The Hateful Eight, much like it’s oddly brilliant writer/director, is a hard film to pin down. Quentin Tarantino’s eighth feature film finds the firebrand auteur scaling things down in terms of scope from his last two projects, yet filming in ultra huge 70mm and delving even further into the wacky eccentricities that have come to define Tarantino’s unique cinematic universe. No matter where you land on the Tarantino fanboy scale, it’s hard to deny that The Hateful Eight is a visually stunning film to behold [especially if you see the film’s 70mm roadshow presentation] and wildly intense.
Set during a blizzard in post-Civil War Wyoming, The Hateful Eight is a claustrophobic mystery film, packed with historical [and allusions to present day] racial tensions, graphic violence and some of Tarantino’s zanniest dialogue to date. Samuel L. Jackson stars as Major Marquis Warren, a former Union solider turned bounty hunter marooned during a snow storm. Warren hitches a ride with a fellow bounty hunter named John “The Hangman” Ruth [Kurt Russell] and his murderous captive Daisy [Jennifer Jason Leigh], and strikes a uneasy alliance with Ruth after they take refuge from the storm at a remote mountain lodge and become trapped in close quarters with a group dangerous figures. Unlike the sprawling scope of Inglorious Basterds and Django Unchained, The Hateful Eight is Tarantino’s most subdued movie since his 1992 debut, Reservoir Dogs. Both movies feature a bunch of strangely charming no-goodniks trapped in confined spaces, questioning each others motives before throwing down in a bloody Mexican standoff. The Reservoir Dogs connection goes even further, as Tarantino casts Tim Roth and Michael Madsen [Mr. Orange and Mr. Blonde] once again, and just like his debut film, The Hateful Eight ends with two prominent characters bonding in a pool of blood.

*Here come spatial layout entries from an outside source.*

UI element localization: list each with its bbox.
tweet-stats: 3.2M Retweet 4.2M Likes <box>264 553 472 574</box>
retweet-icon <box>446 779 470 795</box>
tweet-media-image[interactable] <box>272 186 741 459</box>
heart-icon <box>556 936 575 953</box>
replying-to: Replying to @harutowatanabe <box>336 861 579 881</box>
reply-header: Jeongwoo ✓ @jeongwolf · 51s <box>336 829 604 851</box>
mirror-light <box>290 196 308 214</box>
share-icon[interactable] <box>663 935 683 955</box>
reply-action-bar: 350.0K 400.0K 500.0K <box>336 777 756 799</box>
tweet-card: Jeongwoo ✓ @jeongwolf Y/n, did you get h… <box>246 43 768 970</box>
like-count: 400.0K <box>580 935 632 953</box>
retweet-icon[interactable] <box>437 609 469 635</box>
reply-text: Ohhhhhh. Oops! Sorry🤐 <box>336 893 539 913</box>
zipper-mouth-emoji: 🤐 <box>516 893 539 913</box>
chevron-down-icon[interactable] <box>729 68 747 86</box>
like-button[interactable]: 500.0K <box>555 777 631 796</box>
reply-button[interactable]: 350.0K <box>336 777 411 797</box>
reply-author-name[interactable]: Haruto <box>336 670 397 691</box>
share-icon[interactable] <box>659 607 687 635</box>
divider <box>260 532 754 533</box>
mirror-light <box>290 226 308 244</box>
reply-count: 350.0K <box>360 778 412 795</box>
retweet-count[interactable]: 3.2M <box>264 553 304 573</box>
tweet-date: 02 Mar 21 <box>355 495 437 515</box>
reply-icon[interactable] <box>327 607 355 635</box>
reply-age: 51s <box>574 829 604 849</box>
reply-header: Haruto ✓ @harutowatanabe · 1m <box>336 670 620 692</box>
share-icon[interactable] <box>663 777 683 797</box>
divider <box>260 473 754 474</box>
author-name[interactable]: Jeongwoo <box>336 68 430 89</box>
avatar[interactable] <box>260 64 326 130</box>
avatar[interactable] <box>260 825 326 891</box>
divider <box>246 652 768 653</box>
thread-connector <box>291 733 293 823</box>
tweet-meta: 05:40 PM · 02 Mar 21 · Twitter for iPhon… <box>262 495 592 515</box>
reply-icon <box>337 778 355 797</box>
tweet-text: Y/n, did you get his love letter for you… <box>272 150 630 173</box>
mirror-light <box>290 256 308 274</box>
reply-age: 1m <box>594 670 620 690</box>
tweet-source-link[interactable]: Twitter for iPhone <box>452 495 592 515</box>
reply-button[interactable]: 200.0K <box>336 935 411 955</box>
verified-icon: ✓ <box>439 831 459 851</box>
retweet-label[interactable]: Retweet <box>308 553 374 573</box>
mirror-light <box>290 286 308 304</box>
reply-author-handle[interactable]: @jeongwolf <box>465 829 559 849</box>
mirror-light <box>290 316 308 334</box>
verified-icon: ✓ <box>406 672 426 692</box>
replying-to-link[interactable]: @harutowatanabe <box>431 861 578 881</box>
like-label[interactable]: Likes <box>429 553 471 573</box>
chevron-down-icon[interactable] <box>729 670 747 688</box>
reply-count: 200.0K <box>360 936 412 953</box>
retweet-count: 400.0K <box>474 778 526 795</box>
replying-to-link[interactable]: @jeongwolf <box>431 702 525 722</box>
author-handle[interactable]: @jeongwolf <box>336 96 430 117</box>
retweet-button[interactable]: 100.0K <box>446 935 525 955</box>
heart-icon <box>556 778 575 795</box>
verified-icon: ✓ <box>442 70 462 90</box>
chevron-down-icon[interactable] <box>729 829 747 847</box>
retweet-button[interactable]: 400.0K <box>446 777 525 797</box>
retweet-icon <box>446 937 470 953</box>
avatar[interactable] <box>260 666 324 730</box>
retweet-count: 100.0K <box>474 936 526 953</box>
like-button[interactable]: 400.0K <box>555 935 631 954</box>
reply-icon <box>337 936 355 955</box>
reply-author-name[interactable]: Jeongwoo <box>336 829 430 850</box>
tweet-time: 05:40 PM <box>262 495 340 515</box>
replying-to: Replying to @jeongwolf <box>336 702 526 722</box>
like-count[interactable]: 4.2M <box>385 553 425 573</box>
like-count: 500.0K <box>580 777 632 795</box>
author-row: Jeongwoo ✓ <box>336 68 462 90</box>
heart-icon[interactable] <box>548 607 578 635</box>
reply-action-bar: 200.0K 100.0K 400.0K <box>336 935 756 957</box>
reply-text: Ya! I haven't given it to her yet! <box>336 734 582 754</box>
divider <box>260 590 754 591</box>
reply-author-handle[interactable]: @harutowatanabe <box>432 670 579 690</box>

Robert Richardson’s gorgeous cinematography and Ennio Morricone’s masterful score help the director create the cold and paranoid atmosphere that permeates every frame of The Hateful Eight and serves as some of the finest world building of Tarantino’s career. The 70mm print is massive and captures the grimiest of details, while the script is even more verbose than usual and feels more akin to a stage play than a Hollywood motion picture. The plot’s tight quarters and epic wordplay/details makes The Hateful Eight seem larger than life and helps ground the film in something that many feel has been lacking from Tarantino’s recent pictures: realism. Ever since Kill Bill, Tarantino has gone out of his way to write his name in crayon across his films in giant colorful letters. This works in pulpy genre flicks like Death Proof, but can hurt the tone of quasi-drama’s like Django Unchained. Part of Tarantino’s charm is his exuberance and no fucks given attitude, but after spending the last fifteen years shooting ninja assassins, Nazi hunters and old west vigilantes, how great would it be if Tarantino focused on regular humans like the ones from his first three films again? There are moments when The Hateful Eight feels like those “real” films of his early career, but then an exploding head or over indulgent use of the N-word snaps us back into the animated pocket universe of Tarantino-land. In 1992, Harvey Keitel launched into the following rant as Mr. White in Reservoir Dogs:
Toby Wong. Toby Chung? Fucking Charlie Chan. I got Madonna’s big dick coming out of my left ear, and Toby the Jap… I don’t know what, coming out of my right!
It’s nearly 25 years later and now we’ve got Samuel L. Jackson ranting about his big black pecker and the status of Mexicans in Wyoming. In short, Tarantino’s madcap style that launched him to stardom in the 90’s, sometimes feels like an artistic crutch nowadays. That being said, this gripe shouldn’t hinder ones enjoyment of The Hateful Eight all that much…it just momentarily dampers the otherwise superb atmosphere/world building that’s established throughout the film.